ERBIL (Kurdistan 24) – A Turkish court in the Kurdish city of Mus on Wednesday sentenced local reporter Seda Taskin to seven years and six months of imprisonment because of news stories she wrote which judiciary said were “terrorist propaganda.”
The sentencing came in two accounts, three years and four months for “propaganda” and four years and two months for “aiding a terror group without being a member.”
Police first arrested Taskin, who writes for the Kurdish news agency Mezopotamya, late last year in Mus (read: Mush) on the grounds “there was a serious notice about her,” which they received via an email to the website of the national General Directorate of Security.
She was released pending trial by a judge but a month later arrested again, this time in the Turkish capital of Ankara due to an objection by prosecutors who accused her of disseminating propaganda through her reports and on social media.
She has since been kept in a Turkish prison.
During the last hearing of the trial against Taskin, she was asked why she visited the home of a 78-year-old Kurdish woman, Sise Bingol, who the Turkish authorities put in jail for allegedly aiding fighters of the banned Kurdistan Workers’ Party (PKK).
Taskin said she went to the Bingol family’s house where she met with the imprisoned senior woman’s daughter and grandchildren to report about her situation in prison where she suffers from diabetes, hypertension, and kidney diseases according to hospital records.
“I am a journalist,” she said, “there was a lot of attention to Bingol’s case,” according to Mezopotamya.
Her lawyers argue that they suspect the police officers who arrested her had sent the said email through an unnamed source.
“She is making terrorist propaganda by shooting video in our city,” read the email sent according to court documents at 4:40 p.m. local time on Dec. 20, 2017.

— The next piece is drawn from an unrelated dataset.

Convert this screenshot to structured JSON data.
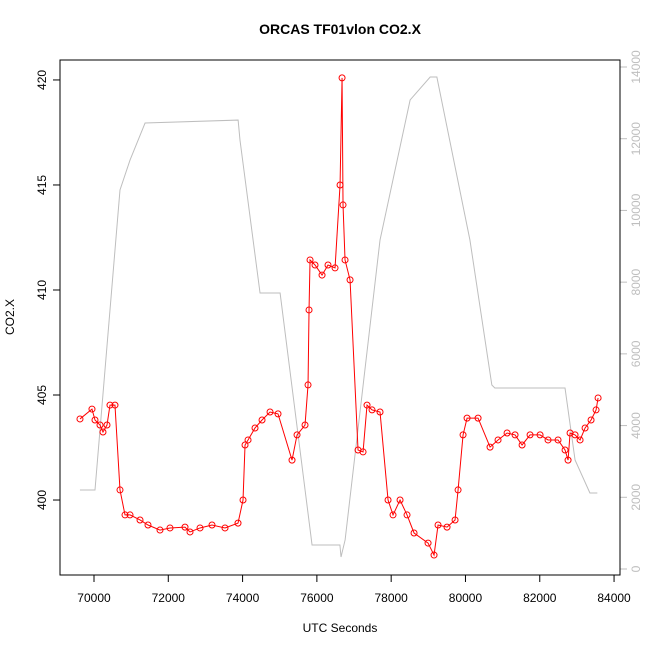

“Twenty minutes later, she was arrested at a cafe which means police were already keeping surveillance on her,” lawyer Gulan Cagin said during a previous hearing in April.
The judge refused the lawyer’s request to order a technical investigation into the IP address of the email police used as evidence and who it belonged to.
Another charge was her sharing of a microphone picture featuring now-closed Dicle (DIHA), another Kurdish news agency she used to work for.
Prosecutors said the picture along with her posts about this year’s Turkish invasion of the formerly self-ruling Afrin district in Syrian Kurdistan “was terrorist propaganda.”
Taskin said she has faced “physical and psychological torture,” during her detention as Turkish police officers strip-searched her in a humiliating manner.
Taskin’s sentencing came a day after a wave of arrests that saw 151 Kurdish people, among them politicians, activists, and six journalists, taken into custody Tuesday.